This is the first season in which The Outer Space Company and Newington Nurseries have collaborated to showcase work by local artists. The collaboration has been so successful that it will be repeated next year.

The cleverly designed garden rooms and the mature planting in the garden at Newington provide the perfect setting for a wide range of pieces, which work well as part of the planting scheme, as well as making their own statements.
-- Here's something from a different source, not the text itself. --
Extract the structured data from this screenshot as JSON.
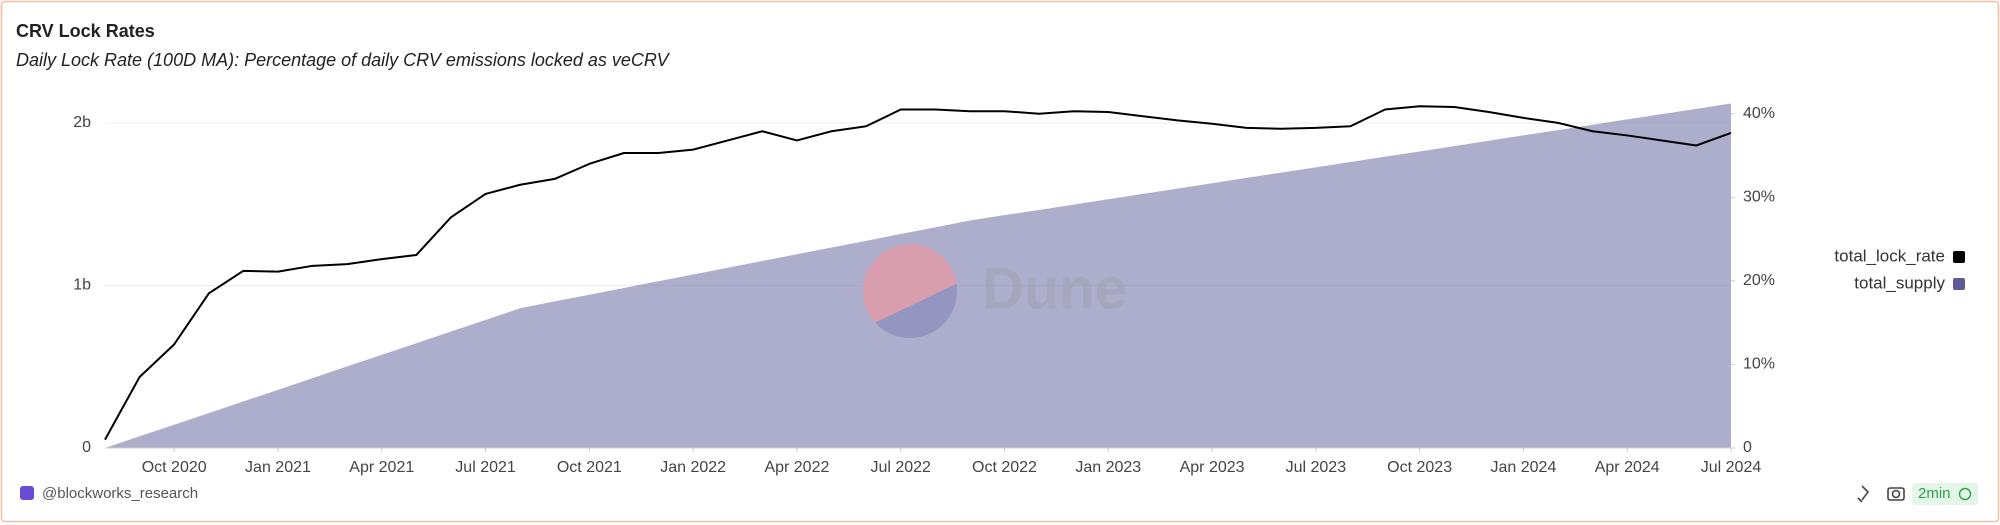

All of the pieces are for sale, some as limited editions, and commissions for pieces similar to those on show are welcomed. Some pieces are made from wood, some from metal and others from clays, such as Becky Paton’s pretty ceramic patterned spheres with patterns. The surface of each sphere is covered with tiles of glass, mirror or smalti. Smalti tiles, better known as Byzantine glass, are attractively cloudy and opaque, due to the metal oxides that are mixed into the molten glass, during manufacture. Autumn Sphere (above) can be seen nestling comfortably in a planting in complementary colours. Other spheres find similar homes, while still more perch on top of plinths created from upturned logs.

A mini grassy meadow provides a successful home for a number of Ruth Moillet’s Pollination Stems, made from stainless steel and anodised aluminium, where art imitates life by creating flower heads and butterflies mounted on steel rods which provide shapes and textures that integrate well into the grasses.

A bolder statement is made by Andrew Thompson who uses mild steel to create Strolling Man and Strolling Woman, three-quarter-size figures, gently exercising their spare forms. Smaller are his three Wise Men, equally definite but discretely placed within the planting.

The exhibition at Newington Nurseries, continues until the end of September, 10am-5pm Tuesday to Sunday and Bank Holidays.